甘いラブレター
久々の投稿です!
『甘いラブレター』
「はぁ……」
窓からの風が冷たいと感じる今日この頃。私は、今日という日がどんな日なのかを思い出して憂鬱になる。正確には、チラチラと視界に入る物体のせいで、忘れたいのに嫌でも現実に引き戻されるのだ。
「おーい!」
(……またか)
そう考えを巡らし、視線を動かす。そこには、教室の入り口で一人の男子が立っていた。どうやら、誰かを呼んでいるようだが……そんな事は、もう知っている。問題なのはそこじゃない。
(もう、何人目よ……)
机に突っ伏し、視線だけを動かして目標の人物を見やる。その人は、軽やかに自分の席を離れ、教室を出ていく。
(ほんとにもう……)
私は、目で追うことを止め、頭を下げる。自分が情けなくて、ちょっと泣きそうになった。憧れの彼は、あんなにも輝いているというのに……。
「……」
ふと、机の中に忍ばせてあるモノを引き出す。それには、一目惚れとはいえ、自分の純情がふんだんに詰め込んである。
しかし、純情だけでは恋は勝ち取れない。可愛くないし、頭だって飛び抜けて良いわけじゃない。運動だって、どちらかというと苦手だ。それでも恋ってするもんだ。
きっかけは、単純。高校二年になってから、彼が隣の席になった。それで、ふとした瞬間に優しい言葉を投げかけられた、ただそれだけ。落ちた消しゴムを拾ってもらった、だとか、そんな事を想像してくれれば大きくは間違っていない。
(だけど……)
そう、だけど、相手が悪かった。好きになった相手が、クラスの人気者。勉強はからきしだけど、スポーツ馬鹿。だけど、そんなところが可愛いだの、時々真面目になって見せる表情がかっこいいだの、クラスの女子は騒いでいる。……などと、クラスメイトを有象無象だと批判したところで、私も同じ人を好きになったのだから強くは言えない。結局は、私もミーハーな人間なのだ。
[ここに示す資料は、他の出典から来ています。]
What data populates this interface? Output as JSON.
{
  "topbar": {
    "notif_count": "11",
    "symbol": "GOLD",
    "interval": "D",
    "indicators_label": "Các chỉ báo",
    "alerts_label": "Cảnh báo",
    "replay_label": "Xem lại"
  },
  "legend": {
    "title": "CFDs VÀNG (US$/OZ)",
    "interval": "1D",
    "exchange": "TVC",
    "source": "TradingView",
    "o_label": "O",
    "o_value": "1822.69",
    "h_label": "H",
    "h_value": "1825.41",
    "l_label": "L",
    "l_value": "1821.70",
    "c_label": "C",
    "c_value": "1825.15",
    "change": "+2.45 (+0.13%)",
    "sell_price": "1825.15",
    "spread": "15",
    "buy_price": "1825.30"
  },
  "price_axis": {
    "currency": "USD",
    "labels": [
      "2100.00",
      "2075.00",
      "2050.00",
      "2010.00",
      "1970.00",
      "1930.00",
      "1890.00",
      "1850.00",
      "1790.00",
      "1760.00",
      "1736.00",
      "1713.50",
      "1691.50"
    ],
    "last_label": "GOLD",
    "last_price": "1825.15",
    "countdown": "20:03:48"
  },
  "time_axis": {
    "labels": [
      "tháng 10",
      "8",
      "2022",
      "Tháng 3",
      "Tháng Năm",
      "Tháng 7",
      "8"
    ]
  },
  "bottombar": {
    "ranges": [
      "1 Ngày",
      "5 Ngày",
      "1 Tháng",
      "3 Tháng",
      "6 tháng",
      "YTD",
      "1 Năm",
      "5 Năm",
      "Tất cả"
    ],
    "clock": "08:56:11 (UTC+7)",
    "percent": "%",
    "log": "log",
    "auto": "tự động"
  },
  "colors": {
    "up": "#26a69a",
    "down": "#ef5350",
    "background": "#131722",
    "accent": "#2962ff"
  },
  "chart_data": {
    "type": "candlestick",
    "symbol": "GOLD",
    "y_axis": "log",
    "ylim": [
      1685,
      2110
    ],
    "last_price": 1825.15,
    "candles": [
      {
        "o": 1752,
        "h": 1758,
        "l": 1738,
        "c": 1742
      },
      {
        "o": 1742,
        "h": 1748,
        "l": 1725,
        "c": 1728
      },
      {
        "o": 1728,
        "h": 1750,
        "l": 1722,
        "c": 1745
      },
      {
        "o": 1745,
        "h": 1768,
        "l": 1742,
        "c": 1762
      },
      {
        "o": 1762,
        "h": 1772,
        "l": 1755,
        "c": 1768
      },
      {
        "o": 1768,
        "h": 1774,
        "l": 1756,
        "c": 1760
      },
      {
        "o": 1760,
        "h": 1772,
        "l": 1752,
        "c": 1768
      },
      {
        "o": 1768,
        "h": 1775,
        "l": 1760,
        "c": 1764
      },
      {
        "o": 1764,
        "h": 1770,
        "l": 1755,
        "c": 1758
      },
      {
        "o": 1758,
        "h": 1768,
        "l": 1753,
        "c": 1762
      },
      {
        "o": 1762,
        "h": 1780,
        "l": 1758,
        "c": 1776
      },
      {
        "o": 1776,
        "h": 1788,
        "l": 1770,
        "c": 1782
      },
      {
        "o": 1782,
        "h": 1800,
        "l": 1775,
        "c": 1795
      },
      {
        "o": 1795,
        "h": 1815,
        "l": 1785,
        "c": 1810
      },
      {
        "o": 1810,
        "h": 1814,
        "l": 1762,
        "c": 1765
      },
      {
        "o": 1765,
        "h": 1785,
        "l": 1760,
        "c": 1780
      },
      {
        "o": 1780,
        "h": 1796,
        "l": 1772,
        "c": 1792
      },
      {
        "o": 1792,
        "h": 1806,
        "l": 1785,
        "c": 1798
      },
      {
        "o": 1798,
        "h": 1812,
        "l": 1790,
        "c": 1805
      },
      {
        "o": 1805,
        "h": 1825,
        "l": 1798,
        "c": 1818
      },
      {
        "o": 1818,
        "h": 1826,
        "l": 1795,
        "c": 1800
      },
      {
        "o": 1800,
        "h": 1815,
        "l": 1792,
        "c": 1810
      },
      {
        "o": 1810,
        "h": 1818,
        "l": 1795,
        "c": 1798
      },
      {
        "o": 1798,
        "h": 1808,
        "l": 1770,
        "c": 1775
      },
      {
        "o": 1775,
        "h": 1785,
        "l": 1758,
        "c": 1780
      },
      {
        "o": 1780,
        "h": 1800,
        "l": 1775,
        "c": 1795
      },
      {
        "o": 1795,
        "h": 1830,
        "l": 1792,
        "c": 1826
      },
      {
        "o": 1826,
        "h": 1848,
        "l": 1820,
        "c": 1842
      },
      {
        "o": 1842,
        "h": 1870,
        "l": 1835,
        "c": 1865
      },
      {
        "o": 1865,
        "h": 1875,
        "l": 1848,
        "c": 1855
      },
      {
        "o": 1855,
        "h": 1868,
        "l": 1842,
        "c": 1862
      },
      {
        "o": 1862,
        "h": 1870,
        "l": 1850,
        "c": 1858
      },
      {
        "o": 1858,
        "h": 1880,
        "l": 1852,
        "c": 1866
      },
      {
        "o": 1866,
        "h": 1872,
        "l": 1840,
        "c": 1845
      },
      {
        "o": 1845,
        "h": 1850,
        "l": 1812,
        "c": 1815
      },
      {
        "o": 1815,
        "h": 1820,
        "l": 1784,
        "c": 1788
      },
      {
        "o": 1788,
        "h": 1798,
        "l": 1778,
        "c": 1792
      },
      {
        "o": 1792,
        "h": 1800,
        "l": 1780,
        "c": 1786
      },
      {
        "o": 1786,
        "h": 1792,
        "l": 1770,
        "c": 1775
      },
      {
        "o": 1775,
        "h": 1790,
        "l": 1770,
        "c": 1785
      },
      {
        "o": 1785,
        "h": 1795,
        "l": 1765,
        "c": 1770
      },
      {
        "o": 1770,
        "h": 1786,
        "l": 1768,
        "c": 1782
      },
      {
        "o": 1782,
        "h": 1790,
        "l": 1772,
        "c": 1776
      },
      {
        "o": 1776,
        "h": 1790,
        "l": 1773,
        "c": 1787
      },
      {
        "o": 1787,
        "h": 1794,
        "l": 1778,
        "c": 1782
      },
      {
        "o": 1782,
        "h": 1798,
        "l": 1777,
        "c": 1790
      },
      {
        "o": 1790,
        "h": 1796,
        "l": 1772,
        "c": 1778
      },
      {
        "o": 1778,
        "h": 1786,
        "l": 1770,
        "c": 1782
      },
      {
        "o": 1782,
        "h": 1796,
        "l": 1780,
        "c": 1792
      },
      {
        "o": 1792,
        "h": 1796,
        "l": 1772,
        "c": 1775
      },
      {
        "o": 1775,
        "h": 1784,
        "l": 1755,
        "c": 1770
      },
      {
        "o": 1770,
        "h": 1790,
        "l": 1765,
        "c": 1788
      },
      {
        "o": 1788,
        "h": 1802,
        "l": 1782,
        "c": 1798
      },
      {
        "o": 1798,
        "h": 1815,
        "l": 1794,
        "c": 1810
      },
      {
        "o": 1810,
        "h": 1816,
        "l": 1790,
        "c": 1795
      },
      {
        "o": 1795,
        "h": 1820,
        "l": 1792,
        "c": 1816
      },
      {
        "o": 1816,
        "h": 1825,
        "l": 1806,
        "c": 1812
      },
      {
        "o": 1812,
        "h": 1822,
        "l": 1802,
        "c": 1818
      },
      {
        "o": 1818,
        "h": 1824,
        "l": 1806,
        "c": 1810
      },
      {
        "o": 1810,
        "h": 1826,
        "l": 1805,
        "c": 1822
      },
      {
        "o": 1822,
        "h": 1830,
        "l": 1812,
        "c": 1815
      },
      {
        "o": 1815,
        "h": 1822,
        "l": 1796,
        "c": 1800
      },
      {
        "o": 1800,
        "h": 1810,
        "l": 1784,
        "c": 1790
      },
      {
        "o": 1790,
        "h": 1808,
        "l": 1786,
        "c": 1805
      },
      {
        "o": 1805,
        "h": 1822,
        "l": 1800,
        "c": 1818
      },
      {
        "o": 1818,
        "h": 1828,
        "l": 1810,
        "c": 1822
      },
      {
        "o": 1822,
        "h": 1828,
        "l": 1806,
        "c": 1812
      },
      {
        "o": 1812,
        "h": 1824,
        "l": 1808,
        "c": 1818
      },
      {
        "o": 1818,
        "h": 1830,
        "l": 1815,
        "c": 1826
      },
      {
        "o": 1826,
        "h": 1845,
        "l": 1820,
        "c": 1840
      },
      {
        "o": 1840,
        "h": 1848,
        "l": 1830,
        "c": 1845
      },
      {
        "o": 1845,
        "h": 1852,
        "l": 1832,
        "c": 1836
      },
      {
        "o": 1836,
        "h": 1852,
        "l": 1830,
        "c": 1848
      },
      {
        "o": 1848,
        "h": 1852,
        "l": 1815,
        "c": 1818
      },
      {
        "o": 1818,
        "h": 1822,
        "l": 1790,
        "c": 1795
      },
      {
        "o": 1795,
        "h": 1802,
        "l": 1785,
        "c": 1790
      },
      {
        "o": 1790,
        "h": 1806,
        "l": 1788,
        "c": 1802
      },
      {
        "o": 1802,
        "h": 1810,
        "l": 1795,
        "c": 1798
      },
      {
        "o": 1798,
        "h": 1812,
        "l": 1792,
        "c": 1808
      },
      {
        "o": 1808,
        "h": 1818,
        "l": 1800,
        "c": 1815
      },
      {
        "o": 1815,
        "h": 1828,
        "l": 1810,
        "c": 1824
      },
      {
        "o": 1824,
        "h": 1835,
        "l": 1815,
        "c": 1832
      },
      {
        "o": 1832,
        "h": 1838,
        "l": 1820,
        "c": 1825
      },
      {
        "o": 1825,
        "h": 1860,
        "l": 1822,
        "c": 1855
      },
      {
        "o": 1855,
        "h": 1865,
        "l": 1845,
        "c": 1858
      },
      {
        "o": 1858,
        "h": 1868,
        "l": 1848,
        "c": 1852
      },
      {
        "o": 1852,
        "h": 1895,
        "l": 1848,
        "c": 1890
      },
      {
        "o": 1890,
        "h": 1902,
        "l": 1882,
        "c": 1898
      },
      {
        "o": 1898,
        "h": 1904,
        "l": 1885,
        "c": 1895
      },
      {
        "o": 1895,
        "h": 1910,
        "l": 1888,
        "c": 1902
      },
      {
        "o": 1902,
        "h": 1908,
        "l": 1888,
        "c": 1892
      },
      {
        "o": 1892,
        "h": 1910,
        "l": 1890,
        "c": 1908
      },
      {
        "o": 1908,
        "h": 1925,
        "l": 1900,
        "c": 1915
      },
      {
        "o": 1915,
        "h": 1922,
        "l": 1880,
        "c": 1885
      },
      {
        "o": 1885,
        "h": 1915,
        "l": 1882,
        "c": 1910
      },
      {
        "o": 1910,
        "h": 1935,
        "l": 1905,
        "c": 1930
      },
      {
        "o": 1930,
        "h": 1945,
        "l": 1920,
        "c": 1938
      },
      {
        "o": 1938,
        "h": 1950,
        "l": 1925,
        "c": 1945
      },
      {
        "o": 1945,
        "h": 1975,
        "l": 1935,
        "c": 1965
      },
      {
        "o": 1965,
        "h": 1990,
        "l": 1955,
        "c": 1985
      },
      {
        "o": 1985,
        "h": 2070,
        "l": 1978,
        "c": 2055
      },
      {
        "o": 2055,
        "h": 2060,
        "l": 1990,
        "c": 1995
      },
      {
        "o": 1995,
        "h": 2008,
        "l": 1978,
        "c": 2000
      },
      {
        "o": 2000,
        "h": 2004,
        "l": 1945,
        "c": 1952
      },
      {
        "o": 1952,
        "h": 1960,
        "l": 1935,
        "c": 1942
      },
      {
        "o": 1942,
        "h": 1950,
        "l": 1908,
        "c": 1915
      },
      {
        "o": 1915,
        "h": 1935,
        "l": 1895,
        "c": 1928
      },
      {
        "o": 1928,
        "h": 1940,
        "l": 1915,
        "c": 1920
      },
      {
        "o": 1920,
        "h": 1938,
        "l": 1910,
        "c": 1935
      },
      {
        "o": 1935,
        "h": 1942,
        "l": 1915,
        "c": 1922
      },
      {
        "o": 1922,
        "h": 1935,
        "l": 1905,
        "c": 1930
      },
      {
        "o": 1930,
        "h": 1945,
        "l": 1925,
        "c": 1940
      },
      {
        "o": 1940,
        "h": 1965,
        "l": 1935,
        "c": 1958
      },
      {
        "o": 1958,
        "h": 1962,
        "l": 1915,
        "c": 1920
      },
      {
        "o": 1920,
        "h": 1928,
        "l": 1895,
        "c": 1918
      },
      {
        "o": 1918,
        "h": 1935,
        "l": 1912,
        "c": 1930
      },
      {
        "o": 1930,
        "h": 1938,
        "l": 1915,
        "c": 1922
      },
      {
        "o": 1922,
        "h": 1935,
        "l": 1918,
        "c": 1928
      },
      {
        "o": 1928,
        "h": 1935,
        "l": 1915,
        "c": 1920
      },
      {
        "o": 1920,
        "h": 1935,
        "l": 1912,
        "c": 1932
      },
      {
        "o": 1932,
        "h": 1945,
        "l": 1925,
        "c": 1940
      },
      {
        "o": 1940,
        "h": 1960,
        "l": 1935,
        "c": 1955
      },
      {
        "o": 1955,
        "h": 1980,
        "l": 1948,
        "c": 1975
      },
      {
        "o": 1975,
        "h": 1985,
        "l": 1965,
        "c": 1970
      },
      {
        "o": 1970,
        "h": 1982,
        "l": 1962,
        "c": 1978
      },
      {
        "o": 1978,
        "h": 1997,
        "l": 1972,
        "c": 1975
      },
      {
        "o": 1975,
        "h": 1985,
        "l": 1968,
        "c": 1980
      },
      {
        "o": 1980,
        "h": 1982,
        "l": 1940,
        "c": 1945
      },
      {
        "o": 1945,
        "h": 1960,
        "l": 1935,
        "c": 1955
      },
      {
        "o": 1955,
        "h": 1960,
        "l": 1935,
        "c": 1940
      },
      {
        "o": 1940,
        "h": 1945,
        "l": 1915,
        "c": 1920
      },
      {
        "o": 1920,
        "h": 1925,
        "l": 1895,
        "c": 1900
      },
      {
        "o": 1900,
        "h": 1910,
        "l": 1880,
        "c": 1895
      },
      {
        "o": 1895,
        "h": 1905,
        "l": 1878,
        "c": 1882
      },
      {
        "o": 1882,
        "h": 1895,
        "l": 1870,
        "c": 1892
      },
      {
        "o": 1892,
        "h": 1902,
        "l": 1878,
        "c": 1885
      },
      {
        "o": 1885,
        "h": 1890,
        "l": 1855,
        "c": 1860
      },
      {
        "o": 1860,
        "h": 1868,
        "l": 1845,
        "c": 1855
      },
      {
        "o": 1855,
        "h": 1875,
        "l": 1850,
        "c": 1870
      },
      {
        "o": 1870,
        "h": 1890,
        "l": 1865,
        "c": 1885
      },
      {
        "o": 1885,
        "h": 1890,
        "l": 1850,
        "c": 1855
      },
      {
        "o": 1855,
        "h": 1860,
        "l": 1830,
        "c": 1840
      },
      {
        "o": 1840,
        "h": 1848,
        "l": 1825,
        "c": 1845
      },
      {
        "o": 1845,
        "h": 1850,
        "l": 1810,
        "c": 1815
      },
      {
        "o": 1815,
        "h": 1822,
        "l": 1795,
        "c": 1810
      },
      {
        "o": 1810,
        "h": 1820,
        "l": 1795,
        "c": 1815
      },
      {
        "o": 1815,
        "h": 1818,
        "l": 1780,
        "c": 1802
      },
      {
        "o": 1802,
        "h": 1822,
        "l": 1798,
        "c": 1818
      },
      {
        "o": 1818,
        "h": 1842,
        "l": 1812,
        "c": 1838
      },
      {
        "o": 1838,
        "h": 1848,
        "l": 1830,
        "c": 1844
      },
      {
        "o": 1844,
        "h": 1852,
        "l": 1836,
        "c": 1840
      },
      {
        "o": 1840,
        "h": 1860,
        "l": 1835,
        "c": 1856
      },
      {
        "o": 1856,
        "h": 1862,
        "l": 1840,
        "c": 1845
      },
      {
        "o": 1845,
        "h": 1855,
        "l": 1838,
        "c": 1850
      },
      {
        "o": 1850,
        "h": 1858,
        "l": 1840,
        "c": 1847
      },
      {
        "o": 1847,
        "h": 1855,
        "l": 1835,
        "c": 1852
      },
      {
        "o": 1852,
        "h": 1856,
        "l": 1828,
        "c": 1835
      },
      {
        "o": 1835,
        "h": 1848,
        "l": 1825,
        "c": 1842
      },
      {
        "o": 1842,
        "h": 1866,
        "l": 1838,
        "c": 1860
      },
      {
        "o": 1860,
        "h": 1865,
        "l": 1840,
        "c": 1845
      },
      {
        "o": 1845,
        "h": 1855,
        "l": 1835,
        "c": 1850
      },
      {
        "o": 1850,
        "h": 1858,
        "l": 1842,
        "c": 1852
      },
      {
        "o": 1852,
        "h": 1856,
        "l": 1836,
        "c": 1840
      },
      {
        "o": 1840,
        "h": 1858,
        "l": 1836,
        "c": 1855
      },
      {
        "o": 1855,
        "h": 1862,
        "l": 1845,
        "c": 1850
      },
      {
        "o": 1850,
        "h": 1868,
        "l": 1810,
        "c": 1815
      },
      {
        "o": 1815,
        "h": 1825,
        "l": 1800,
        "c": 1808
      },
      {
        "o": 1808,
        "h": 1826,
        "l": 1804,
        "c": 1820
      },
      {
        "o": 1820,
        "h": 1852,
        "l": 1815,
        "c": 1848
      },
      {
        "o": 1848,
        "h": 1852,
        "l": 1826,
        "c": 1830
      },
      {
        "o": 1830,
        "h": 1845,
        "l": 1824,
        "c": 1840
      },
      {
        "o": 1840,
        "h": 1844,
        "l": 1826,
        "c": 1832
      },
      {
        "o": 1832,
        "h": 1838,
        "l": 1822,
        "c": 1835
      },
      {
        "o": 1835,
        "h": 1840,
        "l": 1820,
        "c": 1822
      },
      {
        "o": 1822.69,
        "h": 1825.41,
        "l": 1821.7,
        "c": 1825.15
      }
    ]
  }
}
だからこそ、私は自分の正気を疑っている。先ほど、机の引き出しから少し見せたモノのさらに奥に閉まってある一通の手紙。今すぐにでも破り捨てたいような恥ずかしい内容が、ズラズラと書いてある。たった一枚だけど、そこには私の本心がギッシリと書いてある。……認めたくないけど。
「みーほこ♪」
「ん?」
内心ドキドキしたが、一年からの親友であったことに、そっと胸を撫で下ろした。こんなタイミングで、コレを渡すなんて嫌だ。
「まだ、渡せてないんだ」
「いいよ、別に。どのみち、私に勝ち目なんてないんだし」
「とりあえず、渡しちゃえば? 意外とスッキリするかもよ」
「それで失恋したら、麻紀のこと恨むからね……」
「ちょっと止めてよ! もう……美穂子は弱虫だなぁ」
「べー」
「うわ、可愛くない」
ふん、と言ってそっぽの方を向く。空は、憎いくらいに青くて綺麗だ。どこまでも澄んでいて、私の心もあそこまで綺麗だったらいいのになと、そう思う。
「うーん、実は私はもう渡しちゃったんだけどなぁ?」
「うそ! 誰に!?」
あまりの驚きに、つい大きな声が出てしまった。
「それは、言えないな~♪」
「まさか、亮介くん?」
「んまぁ、それも考えたけどね……ほれ♪」
「え?」
見ると、赤い包装に包まれたチョコらしきものが彼女から手渡された。なんとなく、サーッと血の気が引いた。
「麻紀、まさか……」
「え? 違う違う! 友チョコだよ、友チョコ! 亮介くんに渡すのもアリかな、とは思ったけど、中途半端に義理チョコ渡すと火傷しそうな相手だからね。やめといた。美穂子の悲しむ顔も見たくないし。ん?」
「う……」
麻紀は、私の顔をわざとらしく舐めまわすように見つめる。ライオンに脅されたウサギのような気分だ。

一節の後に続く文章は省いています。